By the way, while the rest of the world forgot about them back in 1998, Hanson has maintained a loyal fanbase that will buy from them and die for them. The band knows they owe their continued success to their (obsessively scary, 90% female) fans, and they do not take this for granted—they consistently give back to those who support them to make their fans feel special.
The band was one of the first to start a successful, paid, online fan club back in 2000 that remains a fan community and active resource of all things Hanson to this day. Hanson.net serves as a multimedia testament of their every project, including journal entries and video blog updates from the band and certain restricted access only available to paid members.
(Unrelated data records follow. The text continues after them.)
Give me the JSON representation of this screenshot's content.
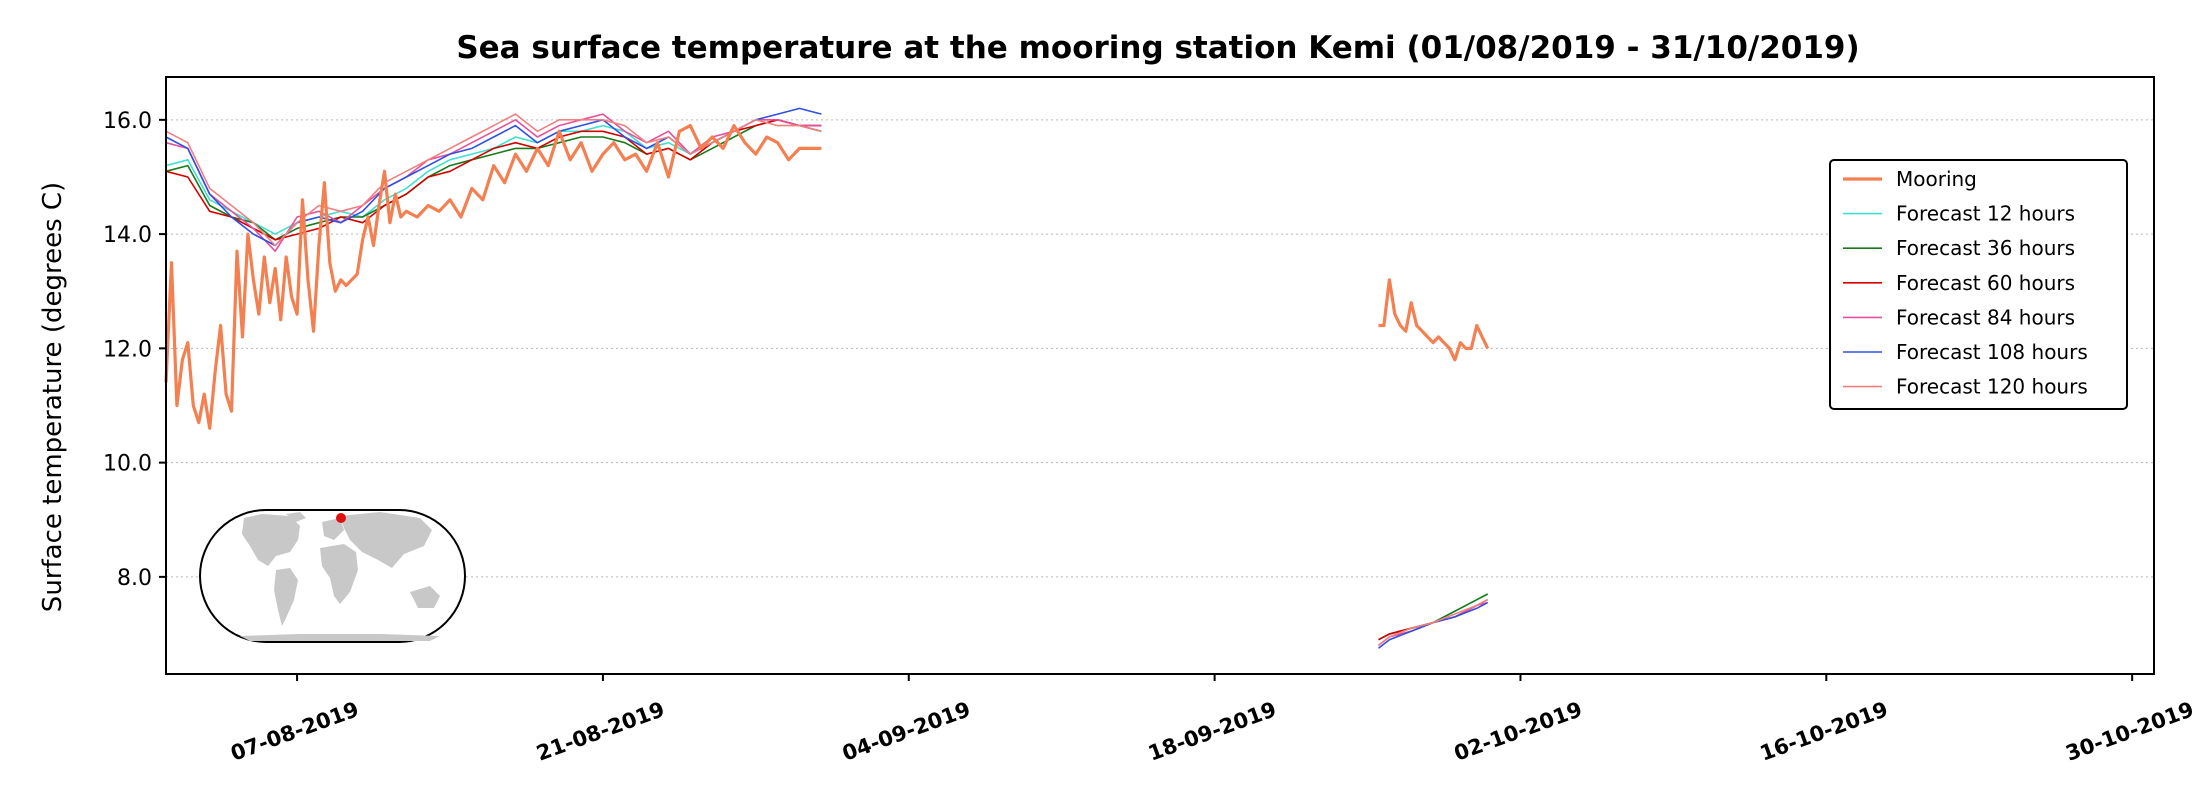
{
  "chart_data": {
    "type": "line",
    "title": "Sea surface temperature at the mooring station Kemi (01/08/2019 - 31/10/2019)",
    "xlabel": "",
    "ylabel": "Surface temperature (degrees C)",
    "xlim": [
      "2019-08-01",
      "2019-10-31"
    ],
    "ylim": [
      6.3,
      16.75
    ],
    "yticks": [
      8.0,
      10.0,
      12.0,
      14.0,
      16.0
    ],
    "ytick_labels": [
      "8.0",
      "10.0",
      "12.0",
      "14.0",
      "16.0"
    ],
    "xticks": [
      "2019-08-07",
      "2019-08-21",
      "2019-09-04",
      "2019-09-18",
      "2019-10-02",
      "2019-10-16",
      "2019-10-30"
    ],
    "xtick_labels": [
      "07-08-2019",
      "21-08-2019",
      "04-09-2019",
      "18-09-2019",
      "02-10-2019",
      "16-10-2019",
      "30-10-2019"
    ],
    "grid": "horizontal dotted",
    "legend_position": "upper right",
    "inset": "world map with station marker",
    "series": [
      {
        "name": "Mooring",
        "color": "#f47f50",
        "segments": [
          {
            "x": [
              "2019-08-01",
              "2019-08-01T06",
              "2019-08-01T12",
              "2019-08-01T18",
              "2019-08-02",
              "2019-08-02T06",
              "2019-08-02T12",
              "2019-08-02T18",
              "2019-08-03",
              "2019-08-03T06",
              "2019-08-03T12",
              "2019-08-03T18",
              "2019-08-04",
              "2019-08-04T06",
              "2019-08-04T12",
              "2019-08-04T18",
              "2019-08-05",
              "2019-08-05T06",
              "2019-08-05T12",
              "2019-08-05T18",
              "2019-08-06",
              "2019-08-06T06",
              "2019-08-06T12",
              "2019-08-06T18",
              "2019-08-07",
              "2019-08-07T06",
              "2019-08-07T12",
              "2019-08-07T18",
              "2019-08-08",
              "2019-08-08T06",
              "2019-08-08T12",
              "2019-08-08T18",
              "2019-08-09",
              "2019-08-09T06",
              "2019-08-09T12",
              "2019-08-09T18",
              "2019-08-10",
              "2019-08-10T06",
              "2019-08-10T12",
              "2019-08-10T18",
              "2019-08-11",
              "2019-08-11T06",
              "2019-08-11T12",
              "2019-08-11T18",
              "2019-08-12",
              "2019-08-12T12",
              "2019-08-13",
              "2019-08-13T12",
              "2019-08-14",
              "2019-08-14T12",
              "2019-08-15",
              "2019-08-15T12",
              "2019-08-16",
              "2019-08-16T12",
              "2019-08-17",
              "2019-08-17T12",
              "2019-08-18",
              "2019-08-18T12",
              "2019-08-19",
              "2019-08-19T12",
              "2019-08-20",
              "2019-08-20T12",
              "2019-08-21",
              "2019-08-21T12",
              "2019-08-22",
              "2019-08-22T12",
              "2019-08-23",
              "2019-08-23T12",
              "2019-08-24",
              "2019-08-24T12",
              "2019-08-25",
              "2019-08-25T12",
              "2019-08-26",
              "2019-08-26T12",
              "2019-08-27",
              "2019-08-27T12",
              "2019-08-28",
              "2019-08-28T12",
              "2019-08-29",
              "2019-08-29T12",
              "2019-08-30",
              "2019-08-30T12",
              "2019-08-31"
            ],
            "y": [
              11.4,
              13.5,
              11.0,
              11.8,
              12.1,
              11.0,
              10.7,
              11.2,
              10.6,
              11.6,
              12.4,
              11.2,
              10.9,
              13.7,
              12.2,
              14.0,
              13.2,
              12.6,
              13.6,
              12.8,
              13.4,
              12.5,
              13.6,
              12.9,
              12.6,
              14.6,
              13.2,
              12.3,
              13.8,
              14.9,
              13.5,
              13.0,
              13.2,
              13.1,
              13.2,
              13.3,
              13.9,
              14.3,
              13.8,
              14.5,
              15.1,
              14.2,
              14.7,
              14.3,
              14.4,
              14.3,
              14.5,
              14.4,
              14.6,
              14.3,
              14.8,
              14.6,
              15.2,
              14.9,
              15.4,
              15.1,
              15.5,
              15.2,
              15.8,
              15.3,
              15.6,
              15.1,
              15.4,
              15.6,
              15.3,
              15.4,
              15.1,
              15.6,
              15.0,
              15.8,
              15.9,
              15.5,
              15.7,
              15.5,
              15.9,
              15.6,
              15.4,
              15.7,
              15.6,
              15.3,
              15.5,
              15.5,
              15.5
            ]
          },
          {
            "x": [
              "2019-09-25T12",
              "2019-09-25T18",
              "2019-09-26",
              "2019-09-26T06",
              "2019-09-26T12",
              "2019-09-26T18",
              "2019-09-27",
              "2019-09-27T06",
              "2019-09-27T12",
              "2019-09-27T18",
              "2019-09-28",
              "2019-09-28T06",
              "2019-09-28T12",
              "2019-09-28T18",
              "2019-09-29",
              "2019-09-29T06",
              "2019-09-29T12",
              "2019-09-29T18",
              "2019-09-30",
              "2019-09-30T06",
              "2019-09-30T12"
            ],
            "y": [
              12.4,
              12.4,
              13.2,
              12.6,
              12.4,
              12.3,
              12.8,
              12.4,
              12.3,
              12.2,
              12.1,
              12.2,
              12.1,
              12.0,
              11.8,
              12.1,
              12.0,
              12.0,
              12.4,
              12.2,
              12.0
            ]
          }
        ]
      },
      {
        "name": "Forecast 12 hours",
        "color": "#40e0d0",
        "segments": [
          {
            "x": [
              "2019-08-01",
              "2019-08-02",
              "2019-08-03",
              "2019-08-04",
              "2019-08-05",
              "2019-08-06",
              "2019-08-07",
              "2019-08-08",
              "2019-08-09",
              "2019-08-10",
              "2019-08-11",
              "2019-08-12",
              "2019-08-13",
              "2019-08-14",
              "2019-08-15",
              "2019-08-16",
              "2019-08-17",
              "2019-08-18",
              "2019-08-19",
              "2019-08-20",
              "2019-08-21",
              "2019-08-22",
              "2019-08-23",
              "2019-08-24",
              "2019-08-25",
              "2019-08-26",
              "2019-08-27",
              "2019-08-28",
              "2019-08-29",
              "2019-08-30",
              "2019-08-31"
            ],
            "y": [
              15.2,
              15.3,
              14.6,
              14.4,
              14.2,
              14.0,
              14.2,
              14.3,
              14.4,
              14.3,
              14.6,
              14.8,
              15.1,
              15.3,
              15.4,
              15.5,
              15.7,
              15.6,
              15.8,
              15.8,
              15.9,
              15.8,
              15.5,
              15.6,
              15.4,
              15.6,
              15.8,
              16.0,
              16.0,
              15.9,
              15.9
            ]
          },
          {
            "x": [
              "2019-09-25T12",
              "2019-09-26",
              "2019-09-27",
              "2019-09-28",
              "2019-09-29",
              "2019-09-30",
              "2019-09-30T12"
            ],
            "y": [
              6.9,
              7.0,
              7.1,
              7.2,
              7.4,
              7.6,
              7.7
            ]
          }
        ]
      },
      {
        "name": "Forecast 36 hours",
        "color": "#1a7a1a",
        "segments": [
          {
            "x": [
              "2019-08-01",
              "2019-08-02",
              "2019-08-03",
              "2019-08-04",
              "2019-08-05",
              "2019-08-06",
              "2019-08-07",
              "2019-08-08",
              "2019-08-09",
              "2019-08-10",
              "2019-08-11",
              "2019-08-12",
              "2019-08-13",
              "2019-08-14",
              "2019-08-15",
              "2019-08-16",
              "2019-08-17",
              "2019-08-18",
              "2019-08-19",
              "2019-08-20",
              "2019-08-21",
              "2019-08-22",
              "2019-08-23",
              "2019-08-24",
              "2019-08-25",
              "2019-08-26",
              "2019-08-27",
              "2019-08-28",
              "2019-08-29",
              "2019-08-30",
              "2019-08-31"
            ],
            "y": [
              15.1,
              15.2,
              14.5,
              14.3,
              14.2,
              13.9,
              14.1,
              14.2,
              14.3,
              14.3,
              14.5,
              14.7,
              15.0,
              15.2,
              15.3,
              15.4,
              15.5,
              15.5,
              15.6,
              15.7,
              15.7,
              15.6,
              15.4,
              15.5,
              15.3,
              15.5,
              15.7,
              15.9,
              16.0,
              15.9,
              15.8
            ]
          },
          {
            "x": [
              "2019-09-25T12",
              "2019-09-26",
              "2019-09-27",
              "2019-09-28",
              "2019-09-29",
              "2019-09-30",
              "2019-09-30T12"
            ],
            "y": [
              6.9,
              7.0,
              7.1,
              7.2,
              7.4,
              7.6,
              7.7
            ]
          }
        ]
      },
      {
        "name": "Forecast 60 hours",
        "color": "#d40000",
        "segments": [
          {
            "x": [
              "2019-08-01",
              "2019-08-02",
              "2019-08-03",
              "2019-08-04",
              "2019-08-05",
              "2019-08-06",
              "2019-08-07",
              "2019-08-08",
              "2019-08-09",
              "2019-08-10",
              "2019-08-11",
              "2019-08-12",
              "2019-08-13",
              "2019-08-14",
              "2019-08-15",
              "2019-08-16",
              "2019-08-17",
              "2019-08-18",
              "2019-08-19",
              "2019-08-20",
              "2019-08-21",
              "2019-08-22",
              "2019-08-23",
              "2019-08-24",
              "2019-08-25",
              "2019-08-26",
              "2019-08-27",
              "2019-08-28",
              "2019-08-29",
              "2019-08-30",
              "2019-08-31"
            ],
            "y": [
              15.1,
              15.0,
              14.4,
              14.3,
              14.1,
              13.9,
              14.0,
              14.1,
              14.3,
              14.2,
              14.5,
              14.7,
              15.0,
              15.1,
              15.3,
              15.5,
              15.6,
              15.5,
              15.7,
              15.8,
              15.8,
              15.7,
              15.4,
              15.5,
              15.3,
              15.6,
              15.8,
              15.9,
              16.0,
              15.9,
              15.9
            ]
          },
          {
            "x": [
              "2019-09-25T12",
              "2019-09-26",
              "2019-09-27",
              "2019-09-28",
              "2019-09-29",
              "2019-09-30",
              "2019-09-30T12"
            ],
            "y": [
              6.9,
              7.0,
              7.1,
              7.2,
              7.3,
              7.5,
              7.6
            ]
          }
        ]
      },
      {
        "name": "Forecast 84 hours",
        "color": "#e8509c",
        "segments": [
          {
            "x": [
              "2019-08-01",
              "2019-08-02",
              "2019-08-03",
              "2019-08-04",
              "2019-08-05",
              "2019-08-06",
              "2019-08-07",
              "2019-08-08",
              "2019-08-09",
              "2019-08-10",
              "2019-08-11",
              "2019-08-12",
              "2019-08-13",
              "2019-08-14",
              "2019-08-15",
              "2019-08-16",
              "2019-08-17",
              "2019-08-18",
              "2019-08-19",
              "2019-08-20",
              "2019-08-21",
              "2019-08-22",
              "2019-08-23",
              "2019-08-24",
              "2019-08-25",
              "2019-08-26",
              "2019-08-27",
              "2019-08-28",
              "2019-08-29",
              "2019-08-30",
              "2019-08-31"
            ],
            "y": [
              15.6,
              15.5,
              14.7,
              14.4,
              14.1,
              13.7,
              14.3,
              14.4,
              14.2,
              14.5,
              14.8,
              15.0,
              15.3,
              15.4,
              15.6,
              15.8,
              16.0,
              15.7,
              15.9,
              16.0,
              16.1,
              15.8,
              15.6,
              15.8,
              15.4,
              15.7,
              15.8,
              16.0,
              16.0,
              15.9,
              15.9
            ]
          },
          {
            "x": [
              "2019-09-25T12",
              "2019-09-26",
              "2019-09-27",
              "2019-09-28",
              "2019-09-29",
              "2019-09-30",
              "2019-09-30T12"
            ],
            "y": [
              6.8,
              6.95,
              7.05,
              7.2,
              7.3,
              7.5,
              7.55
            ]
          }
        ]
      },
      {
        "name": "Forecast 108 hours",
        "color": "#3050e0",
        "segments": [
          {
            "x": [
              "2019-08-01",
              "2019-08-02",
              "2019-08-03",
              "2019-08-04",
              "2019-08-05",
              "2019-08-06",
              "2019-08-07",
              "2019-08-08",
              "2019-08-09",
              "2019-08-10",
              "2019-08-11",
              "2019-08-12",
              "2019-08-13",
              "2019-08-14",
              "2019-08-15",
              "2019-08-16",
              "2019-08-17",
              "2019-08-18",
              "2019-08-19",
              "2019-08-20",
              "2019-08-21",
              "2019-08-22",
              "2019-08-23",
              "2019-08-24",
              "2019-08-25",
              "2019-08-26",
              "2019-08-27",
              "2019-08-28",
              "2019-08-29",
              "2019-08-30",
              "2019-08-31"
            ],
            "y": [
              15.7,
              15.5,
              14.7,
              14.3,
              14.0,
              13.8,
              14.2,
              14.3,
              14.2,
              14.4,
              14.8,
              15.0,
              15.2,
              15.4,
              15.5,
              15.7,
              15.9,
              15.6,
              15.8,
              15.9,
              16.0,
              15.7,
              15.5,
              15.7,
              15.4,
              15.6,
              15.8,
              16.0,
              16.1,
              16.2,
              16.1
            ]
          },
          {
            "x": [
              "2019-09-25T12",
              "2019-09-26",
              "2019-09-27",
              "2019-09-28",
              "2019-09-29",
              "2019-09-30",
              "2019-09-30T12"
            ],
            "y": [
              6.75,
              6.9,
              7.05,
              7.2,
              7.3,
              7.45,
              7.55
            ]
          }
        ]
      },
      {
        "name": "Forecast 120 hours",
        "color": "#f08080",
        "segments": [
          {
            "x": [
              "2019-08-01",
              "2019-08-02",
              "2019-08-03",
              "2019-08-04",
              "2019-08-05",
              "2019-08-06",
              "2019-08-07",
              "2019-08-08",
              "2019-08-09",
              "2019-08-10",
              "2019-08-11",
              "2019-08-12",
              "2019-08-13",
              "2019-08-14",
              "2019-08-15",
              "2019-08-16",
              "2019-08-17",
              "2019-08-18",
              "2019-08-19",
              "2019-08-20",
              "2019-08-21",
              "2019-08-22",
              "2019-08-23",
              "2019-08-24",
              "2019-08-25",
              "2019-08-26",
              "2019-08-27",
              "2019-08-28",
              "2019-08-29",
              "2019-08-30",
              "2019-08-31"
            ],
            "y": [
              15.8,
              15.6,
              14.8,
              14.5,
              14.2,
              13.8,
              14.2,
              14.5,
              14.4,
              14.5,
              14.9,
              15.1,
              15.3,
              15.5,
              15.7,
              15.9,
              16.1,
              15.8,
              16.0,
              16.0,
              16.0,
              15.9,
              15.6,
              15.7,
              15.4,
              15.6,
              15.8,
              16.0,
              15.9,
              15.9,
              15.8
            ]
          },
          {
            "x": [
              "2019-09-25T12",
              "2019-09-26",
              "2019-09-27",
              "2019-09-28",
              "2019-09-29",
              "2019-09-30",
              "2019-09-30T12"
            ],
            "y": [
              6.8,
              6.95,
              7.1,
              7.2,
              7.35,
              7.5,
              7.6
            ]
          }
        ]
      }
    ]
  }
}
One fan club member is randomly given the honor to be a “reporter” for each Hanson concert in exchange for a meet and greet with the band, so every show is well-documented on the official site in detail including set lists, photos, and interviews with the guys, all from a fan’s perspective.
Although Hanson might be a more liberal, non-creepy, modern day version of the Osmond’s, these guys are hipper than you might think. In a time when “indie” rockers are touted by major labels, Hanson is the true definition of a DIY band.
After the sophomore “slump” of their follow-up album This Time Around (a mere 262,000 records sold in 2000) and years of struggles with their label Mercury Records during the messy Island Def Jam merger, they parted ways with Mercury due to irreconcilable differences. Whereas countless bands in the same position were neglected and eventually dropped from their major labels when the overly confident industry of the ’90s was just beginning to collapse, Hanson got out of their contract on their terms and forged ahead on their own, by choice.
Allow me to clear this up for you. Yes, Hanson is very much alive and writing and performing songs—successfully enough, in fact, to make a living from it. Though you may assume they went out of style back in 1998 (if they were ever really “in style” at all), their new material is actually better than most of today’s mainstream pop music.
While most of the millions of people who bought their first release stopped caring over a decade ago, Isaac, Taylor, and Zac have been steadfastly honing their skills as songwriters, performers, and entrepreneurs. They’ve been consistently putting out genuine, pleasing pop music at the independent level—music praised by fans and critics alike—even if their MTV and radio glory days are long over.